This is not so much a question, but I wanted to lay out my situation, as well as how my reaction has changed since coming here.

I'd love feedback, but this could also just be read as a simple FR.

Context: MRP since November, bf 16%, 167lbs, 5'10" or so. Fitter than I've ever been but need to add more muscle. Wife is a SAHM and we have two boys, 1 and 2.5. As /u/man_in_the_world has pointed out, I am in a pretty classic "Constantly Complaining Passenger" situation. I've been called a "100% Pushover Prince" and that's probably accurate.

My wife is mostly likely struggling with some kind of mild depression. We're coming off of a 1.5 year long dry spell sexually - we've had sex three times in the past two months, all of which came after blow-out, emotional fights resulting from me enforcing some (minor) boundaries.

[My most recent OYS.] (https://www.reddit.com/r/marriedredpill/comments/5wmvbo/own_your_shit_weekly_february_28_2017/debkvkc/)

Situation:

A few days ago I got home from work and just immediately sensed the mood was bad. Kids were running around and overtired/wild, wife was super stressed, yelling at the dog, yelling at the kids, storming around, the whole nine.

This is a pretty common occurrence (maybe 1/3 of the time?), but was particularly bad this time around. So, I swooped in and starting taking over - interrupted my wife yelling at my son, helped the kids eat, got them cleaned up, moved them upstairs for an early bed time.

Our oldest was completely overtired and acting wild, hyperactive, unable to listen. I was just ignoring this behavior, since he can't really control himself in this state, and just getting him into PJs. My wife yelled at him again for doing something stupid, at which point I said "I got this. Take (our other son) into our room and I'll handle the big one."

She stalked out of the bedroom, turned around, said "Good night" in a cold voice, and closed the door.

This really, really bothered me. I saw a reaction on the kid's face as well, although it didn't last long. But I saw the pattern: kid can't behave, withdraw affection. Emotional manipulation, same thing she does with me when we disagree. It pissed me off.

Before putting our son down I brought him into the other room and asked him to give his Mom a hug and kiss. He was bashful, but they had their moment and I was able to put him down, then put our youngest down.

Came downstairs, wife was making cake for our upcoming youngest son's party. She was chatty with me, talking about the party and her day and so on.

I stopped the flow of conversation and said: "Hey, so let's talk about today."

I told her I didn't think she did this on purpose, but that seeing her leave the room in that way brought up memories of my own childhood. I told her that it's completely understandable to be stressed and pissed at the kids, and that lord knows, I get pissed at them too. But that I felt that withdrawing affection from them in that way is damaging, and so let's make a rule that whenever the kids go to sleep, we bury the hatchet with them in our heads and make sure to kiss and hug them first.
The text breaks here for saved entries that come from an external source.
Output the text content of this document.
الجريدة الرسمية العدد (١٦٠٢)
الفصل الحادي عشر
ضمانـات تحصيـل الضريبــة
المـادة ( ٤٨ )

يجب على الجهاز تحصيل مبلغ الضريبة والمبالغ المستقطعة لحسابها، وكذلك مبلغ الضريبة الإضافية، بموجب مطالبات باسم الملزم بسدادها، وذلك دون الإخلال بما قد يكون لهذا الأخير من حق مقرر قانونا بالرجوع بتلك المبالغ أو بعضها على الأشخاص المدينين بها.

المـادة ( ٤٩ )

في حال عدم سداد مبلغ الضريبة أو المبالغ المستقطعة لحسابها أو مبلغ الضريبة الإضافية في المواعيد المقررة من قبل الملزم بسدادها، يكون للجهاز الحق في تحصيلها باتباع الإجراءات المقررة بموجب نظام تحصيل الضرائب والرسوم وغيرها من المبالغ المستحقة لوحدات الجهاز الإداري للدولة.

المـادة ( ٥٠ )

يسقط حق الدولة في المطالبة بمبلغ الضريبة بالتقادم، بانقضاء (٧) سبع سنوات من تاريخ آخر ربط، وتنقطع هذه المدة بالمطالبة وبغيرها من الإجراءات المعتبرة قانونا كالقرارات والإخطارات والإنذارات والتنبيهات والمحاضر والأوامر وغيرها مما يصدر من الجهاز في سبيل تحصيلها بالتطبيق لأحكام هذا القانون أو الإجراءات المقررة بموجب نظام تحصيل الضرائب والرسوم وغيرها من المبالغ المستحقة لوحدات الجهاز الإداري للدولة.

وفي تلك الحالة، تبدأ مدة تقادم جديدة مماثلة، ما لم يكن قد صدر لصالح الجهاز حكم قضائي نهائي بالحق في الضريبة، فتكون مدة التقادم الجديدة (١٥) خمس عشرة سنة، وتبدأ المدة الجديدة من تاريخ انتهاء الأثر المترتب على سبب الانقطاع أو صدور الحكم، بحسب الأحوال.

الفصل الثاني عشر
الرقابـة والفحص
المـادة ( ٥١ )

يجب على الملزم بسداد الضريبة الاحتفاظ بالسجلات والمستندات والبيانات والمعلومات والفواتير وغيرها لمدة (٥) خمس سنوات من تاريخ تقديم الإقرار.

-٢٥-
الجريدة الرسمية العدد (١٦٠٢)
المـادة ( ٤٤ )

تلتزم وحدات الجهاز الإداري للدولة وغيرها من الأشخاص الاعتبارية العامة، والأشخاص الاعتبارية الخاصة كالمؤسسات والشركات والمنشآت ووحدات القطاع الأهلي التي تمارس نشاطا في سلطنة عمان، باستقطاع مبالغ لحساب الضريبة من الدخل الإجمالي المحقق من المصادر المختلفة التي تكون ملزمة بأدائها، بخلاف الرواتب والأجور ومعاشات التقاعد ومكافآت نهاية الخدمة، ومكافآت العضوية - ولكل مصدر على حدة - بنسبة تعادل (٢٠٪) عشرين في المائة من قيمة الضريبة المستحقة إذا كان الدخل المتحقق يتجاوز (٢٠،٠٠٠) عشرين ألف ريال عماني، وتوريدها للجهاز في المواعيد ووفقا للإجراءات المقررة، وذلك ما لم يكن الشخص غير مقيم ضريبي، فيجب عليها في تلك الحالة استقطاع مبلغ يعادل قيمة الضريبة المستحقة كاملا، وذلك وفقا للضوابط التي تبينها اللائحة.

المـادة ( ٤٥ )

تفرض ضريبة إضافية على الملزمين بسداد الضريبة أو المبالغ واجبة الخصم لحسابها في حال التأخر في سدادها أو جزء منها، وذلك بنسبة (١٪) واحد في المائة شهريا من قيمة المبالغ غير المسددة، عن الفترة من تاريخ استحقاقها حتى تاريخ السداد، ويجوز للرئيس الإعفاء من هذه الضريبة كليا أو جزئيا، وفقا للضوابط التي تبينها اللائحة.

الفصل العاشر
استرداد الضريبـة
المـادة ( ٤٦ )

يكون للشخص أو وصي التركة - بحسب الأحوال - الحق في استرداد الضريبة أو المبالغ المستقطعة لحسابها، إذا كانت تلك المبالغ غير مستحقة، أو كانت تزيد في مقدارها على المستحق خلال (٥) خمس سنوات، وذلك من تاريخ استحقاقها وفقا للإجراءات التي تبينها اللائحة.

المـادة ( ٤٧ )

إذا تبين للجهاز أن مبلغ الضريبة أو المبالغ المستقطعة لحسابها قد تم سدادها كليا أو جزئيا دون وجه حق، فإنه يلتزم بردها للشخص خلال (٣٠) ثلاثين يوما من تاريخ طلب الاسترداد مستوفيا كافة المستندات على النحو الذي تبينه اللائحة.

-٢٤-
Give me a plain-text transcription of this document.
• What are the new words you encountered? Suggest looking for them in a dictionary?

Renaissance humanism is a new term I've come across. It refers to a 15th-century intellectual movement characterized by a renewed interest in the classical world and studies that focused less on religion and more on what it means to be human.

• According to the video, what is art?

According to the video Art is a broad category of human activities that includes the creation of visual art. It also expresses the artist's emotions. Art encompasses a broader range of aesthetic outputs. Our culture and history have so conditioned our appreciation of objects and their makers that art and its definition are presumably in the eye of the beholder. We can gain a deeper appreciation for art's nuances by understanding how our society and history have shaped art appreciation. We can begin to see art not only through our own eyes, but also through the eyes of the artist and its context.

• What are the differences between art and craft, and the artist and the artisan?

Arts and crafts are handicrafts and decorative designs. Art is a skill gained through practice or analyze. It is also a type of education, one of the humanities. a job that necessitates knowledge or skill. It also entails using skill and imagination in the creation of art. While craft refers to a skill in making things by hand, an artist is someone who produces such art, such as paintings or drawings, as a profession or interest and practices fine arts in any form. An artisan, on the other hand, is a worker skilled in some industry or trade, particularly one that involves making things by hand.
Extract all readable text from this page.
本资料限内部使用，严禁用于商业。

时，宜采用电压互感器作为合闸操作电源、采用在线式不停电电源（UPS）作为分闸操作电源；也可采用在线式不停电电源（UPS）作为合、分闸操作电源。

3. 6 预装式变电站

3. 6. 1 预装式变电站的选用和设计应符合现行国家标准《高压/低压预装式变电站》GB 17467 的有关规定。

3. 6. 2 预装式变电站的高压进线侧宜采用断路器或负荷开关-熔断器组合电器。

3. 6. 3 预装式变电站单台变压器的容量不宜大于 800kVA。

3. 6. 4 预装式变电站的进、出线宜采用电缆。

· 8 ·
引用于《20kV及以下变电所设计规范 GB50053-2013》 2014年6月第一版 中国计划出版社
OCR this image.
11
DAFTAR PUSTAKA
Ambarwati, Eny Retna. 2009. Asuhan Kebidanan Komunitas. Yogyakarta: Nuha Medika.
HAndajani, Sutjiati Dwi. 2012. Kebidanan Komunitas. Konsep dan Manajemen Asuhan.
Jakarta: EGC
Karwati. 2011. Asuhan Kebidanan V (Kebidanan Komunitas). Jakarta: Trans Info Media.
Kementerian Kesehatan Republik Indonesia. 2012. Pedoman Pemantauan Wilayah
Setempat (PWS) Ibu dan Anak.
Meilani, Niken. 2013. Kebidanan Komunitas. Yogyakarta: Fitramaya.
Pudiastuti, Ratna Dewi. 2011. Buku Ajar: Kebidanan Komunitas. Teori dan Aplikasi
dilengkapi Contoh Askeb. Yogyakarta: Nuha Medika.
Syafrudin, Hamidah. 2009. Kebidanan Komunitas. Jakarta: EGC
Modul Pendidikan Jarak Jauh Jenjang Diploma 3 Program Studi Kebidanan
I was very polite and kind, as I always am. But this drove her nuts. She immediately came back with "I guess I fuck EVERYTHING up" and "I'm a TERRIBLE mother." I said "You know I don't think that's true," and then just let her go a bit longer with that kind of comment. She then shut down entirely.

She was getting ready to run to the store anyway, but on her way out she acted like she was going to punch the countertop and didn't. She then said, "I can't even stand to be in the same room as you," to which I replied "OK..." as she stormed out.

It's crazy - one year ago I would've been all torn up about this, anxious, fretting over her and her feelings. Instead, I just made a sandwich and watched TV, enjoying the house to myself. I wanted to turn in early and read, so I did that. I was upstairs when she got home.

We've barely spoken for two days, all the while I've just been doing my thing. This morning, while at the gym, I get the texts:

Her: You really hurt me the way you talked to me the other night. Me: I hear you. let's talk about it tonight after the kids are in bed.

...And that's it. I definitely would've fallen deep into the text trap before, but now I just see all this as emotional manipulation.

  • Of COURSE I should call her out on shit she does with the kids, just as I hope she would with me.
  • Of COURSE I have a right to criticize her, just as she does with me.
  • Of COURSE she needs to own her mistakes and try to do better, just like I do.

This all just feels like an attempt to turn this into something about her hurt feelings, rather than what it's ACTUALLY about - me setting a firm boundary and not allowing emotional manipulation of our kids.

Anyway, that's where we're at.

My plan for tonight is to:

  • bring it up at the appropriate time
  • let her talk
  • not say much, but firmly restate the boundary
  • not apologize, because i did nothing wrong
  • if she goes off the rails, tell her it's time for us to go into marriage and family counseling.

But honestly...the change in MY mood, my emotions...it's kind of mind blowing. I never understood how easily I was being manipulated, how her emotions - which I can't control - were dictating my own mood, happiness, actions.

I don't know if my approach tonight will be the "right" one. I'd love to have it go well, because I like my wife. But I'm realizing that if things go south, I'll be fine. I'm comfortable in my own worth, my actions, my standards.